Life is Good

Life is GoodStick figure “Jake” is Life Is Good’s model of prosperity. As many as 30,000 people attended each of Jake’s 17 annual events, according to Life is good Inc., which renders its brand name like a complete sentence.

Last year, the company sold 4.2 million of its $25 T-shirts and had sales of roughly $107 million, said Bert Jacobs, who along with his brother, John Jacobs, founded the business in Needham, Mass., in 1994 with only a handful of styles and a van. They were trying to create “a symbol about what was right in the world,” he said; Jake would be a character “who was happy not because of anything he had or because he was materialistic.” Their most popular style has Jake and his pie-faced grin sitting in an Adirondack chair as if there was nothing more to life than kicking back.
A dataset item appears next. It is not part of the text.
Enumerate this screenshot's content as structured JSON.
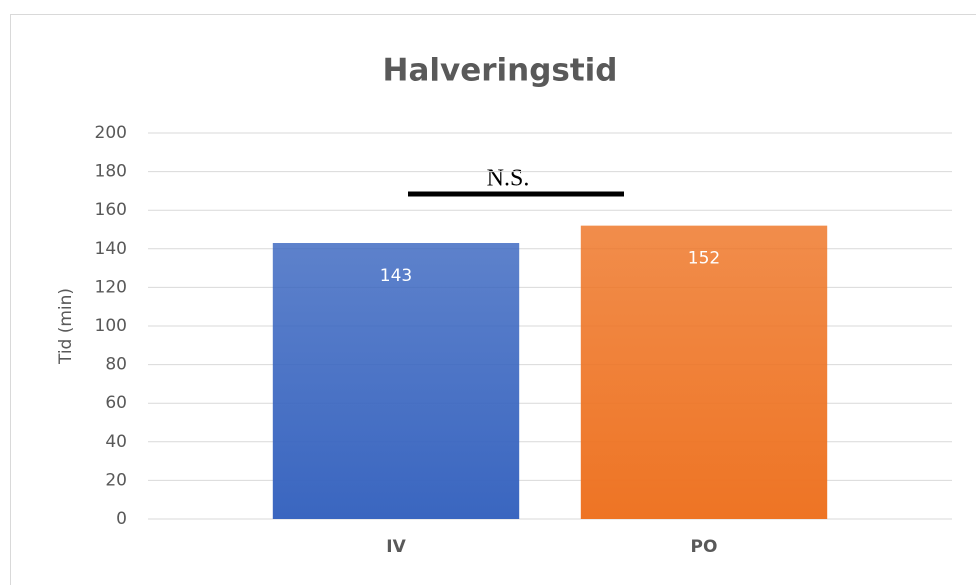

Like the mass popularization of smiley face buttons in the early 1970s, which coincided with another oil and economic crisis, Life Is Good T-shirts have caught on among people who feel the products are spreading a positive message in a troubled world.

“The years when the company has thrived the most have been the most economically, politically and socially challenged years,” Mr. Jacobs said, adding that the company is on track to reach $135 million in sales this year through retail stores and a Web site. In addition to the 4,500 stores that carry the Life is good merchandise, there are about 105 independently owned shops in airports and cities across the country that sell only Life Is Good products.